List comprehension is a "ternary operator", if you're familiar with those, in order to make a list in a one-liner.

l1 = [('c','d'),('c','e'),('a','b'),('a', 'd')]
l2 = [('a','c'),('b','d')]

l3 = [l1[n] for n in range(len(l1)) if l1[n][0] not in [l2[i][0] for i in range(len(l2))]]+l2
print(l3)

This code does the trick, but is overwhelming at first. Let me explain what it does. l1[n] for n in range(len(l1) goes through all the pairs in l1, in order to see if we can add them. This is done when the if returns True. l1[n][0] not in takes the first item, and returns True if doesn't exist in any of the elements of the following list. [l2[i][0] for i in range(len(l2))] makes a list from all the first elements of l2. +l2 is added, as requested.

As a bonus, I'm going to explain how to use else in the same scenario, in case you wanted another result.

l1 = [('c','d'),('a','b'),('c','e'),('a', 'd')]
l2 = [('a','c'),('b','d')]

l3 = [l1[n] if l1[n][0] not in [l2[i][0] for i in range(len(l2))] else ("not", "you") for n in range(len(l1))]+l2
print(l3)

As you can see, I had to switch the order of the operators, but works as it should, adding them in the correct order of l1 (which I changed for the sake of showing).

Answer 2

Here is an approach using filter:

from operator import itemgetter

f = itemgetter(0)
zval = set(map(itemgetter(0), l2))

list(filter(lambda tup: f(tup) not in zval, l1)) + l2

[('c', 'd'), ('c', 'e'), ('a', 'c'), ('b', 'd')]

Or:

def parser(tup):
    return f(tup) not in zval

list(filter(parser, l1)) + l2

[('c', 'd'), ('c', 'e'), ('a', 'c'), ('b', 'd')]

Answer 3

If I understand correctly, this should be the straight forward solution:

>>> l1 = [('c','d'),('c','e'),('a','b'),('a', 'd')]                                                                               
>>> l2 = [('a','c'),('b','d')]                                                                                                    
>>>                                                                                                                               
>>> starters = set(x for x, _ in l2)                                                                                              
>>> [(x, y) for x, y in l1 if x not in starters] + l2                                                                             
[('c', 'd'), ('c', 'e'), ('a', 'c'), ('b', 'd')]

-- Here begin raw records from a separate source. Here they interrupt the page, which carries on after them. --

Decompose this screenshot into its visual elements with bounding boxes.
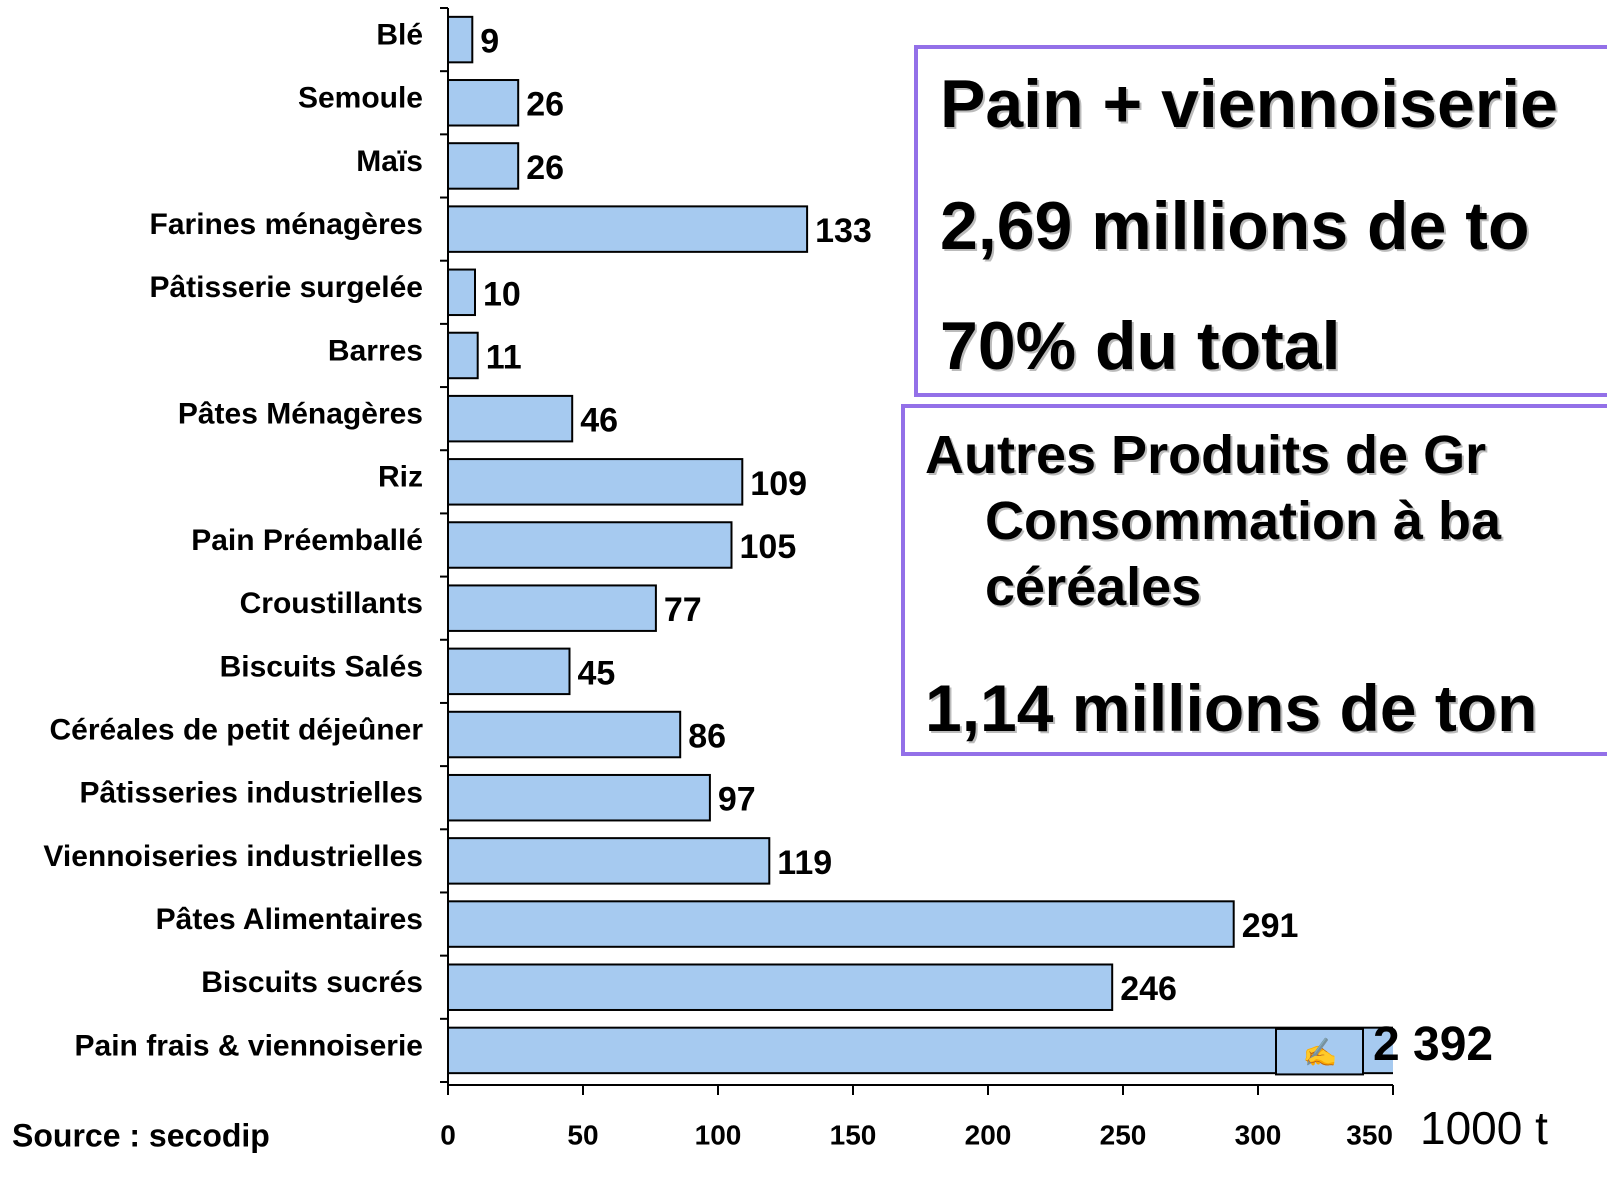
value-label: 2 392 bbox=[1373, 1018, 1493, 1071]
value-label: 109 bbox=[750, 465, 807, 503]
box-line: Consommation à ba bbox=[985, 491, 1502, 551]
x-tick-label: 100 bbox=[695, 1119, 742, 1150]
box-line: Autres Produits de Gr bbox=[925, 425, 1487, 485]
y-tick-label: Pâtes Ménagères bbox=[178, 398, 423, 431]
value-label: 133 bbox=[815, 212, 872, 250]
y-tick-label: Barres bbox=[328, 334, 423, 367]
value-label: 105 bbox=[740, 528, 797, 566]
value-label: 246 bbox=[1120, 970, 1177, 1008]
y-tick-label: Pâtisserie surgelée bbox=[149, 271, 423, 304]
value-label: 10 bbox=[483, 275, 521, 313]
break-icon: ✍ bbox=[1303, 1037, 1338, 1068]
y-tick-label: Pâtisseries industrielles bbox=[79, 777, 423, 810]
break-box bbox=[1275, 1027, 1364, 1076]
y-tick-label: Céréales de petit déjeûner bbox=[50, 713, 424, 746]
value-label: 45 bbox=[578, 654, 616, 692]
bar bbox=[448, 268, 476, 317]
bars bbox=[448, 15, 1393, 1075]
value-label: 26 bbox=[526, 86, 564, 124]
source: Source : secodip bbox=[12, 1117, 270, 1153]
bar bbox=[448, 458, 744, 506]
x-tick-label: 300 bbox=[1235, 1119, 1282, 1150]
value-label: 46 bbox=[580, 402, 618, 440]
x-tick-label: 350 bbox=[1346, 1119, 1393, 1150]
x-tick-label: 0 bbox=[440, 1119, 456, 1150]
text-box: Pain + viennoiserie 2,69 millions de to … bbox=[914, 45, 1607, 397]
bar bbox=[448, 837, 771, 885]
y-tick-label: Viennoiseries industrielles bbox=[43, 840, 423, 873]
y-tick-label: Farines ménagères bbox=[150, 208, 423, 241]
bar bbox=[448, 963, 1114, 1011]
bar bbox=[448, 773, 711, 822]
x-axis-label: 1000 t bbox=[1420, 1102, 1548, 1154]
value-label: 119 bbox=[777, 844, 832, 882]
y-tick-label: Croustillants bbox=[240, 587, 423, 620]
x-tick-label: 250 bbox=[1100, 1119, 1147, 1150]
value-label: 26 bbox=[526, 149, 564, 187]
value-label: 97 bbox=[718, 781, 756, 819]
value-label: 11 bbox=[486, 338, 522, 376]
y-tick-label: Biscuits Salés bbox=[220, 650, 423, 683]
value-label: 291 bbox=[1242, 907, 1299, 945]
bar bbox=[448, 1026, 1393, 1075]
y-tick-label: Semoule bbox=[298, 82, 423, 115]
value-label: 77 bbox=[664, 591, 702, 629]
y-tick-label: Pâtes Alimentaires bbox=[156, 903, 423, 936]
bar bbox=[448, 15, 474, 64]
bar bbox=[448, 900, 1235, 948]
value-label: 9 bbox=[480, 23, 499, 61]
bar bbox=[448, 647, 571, 696]
bar bbox=[448, 394, 574, 443]
value-label: 86 bbox=[688, 718, 726, 756]
box-line: 1,14 millions de ton bbox=[925, 671, 1538, 745]
text-box: Autres Produits de Gr Consommation à ba … bbox=[901, 404, 1607, 756]
box-line: 2,69 millions de to bbox=[940, 188, 1530, 264]
y-tick-label: Blé bbox=[376, 19, 423, 52]
box-line: céréales bbox=[985, 557, 1202, 617]
x-tick-label: 200 bbox=[965, 1119, 1012, 1150]
y-tick-label: Pain Préemballé bbox=[191, 524, 423, 557]
y-tick-label: Riz bbox=[378, 461, 423, 494]
bar bbox=[448, 521, 733, 569]
box-line: Pain + viennoiserie bbox=[940, 66, 1558, 142]
x-tick-label: 50 bbox=[567, 1119, 598, 1150]
bar bbox=[448, 205, 809, 253]
bar bbox=[448, 142, 520, 190]
bar bbox=[448, 79, 520, 127]
x-tick-label: 150 bbox=[830, 1119, 877, 1150]
bar bbox=[448, 584, 657, 632]
bar bbox=[448, 331, 479, 380]
y-tick-label: Maïs bbox=[356, 145, 423, 178]
y-tick-label: Pain frais & viennoiserie bbox=[75, 1029, 423, 1062]
y-tick-label: Biscuits sucrés bbox=[201, 966, 423, 999]
bar bbox=[448, 710, 682, 759]
box-line: 70% du total bbox=[940, 308, 1341, 384]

This can be generalized to work with longer tuples with extended iterable unpacking.

>>> starters = set(head for head, *_ in l2)                                                                                             
>>> [(head, *tail) for head, *tail in l1 if head not in starters] + l2                                                            
[('c', 'd'), ('c', 'e'), ('a', 'c'), ('b', 'd')]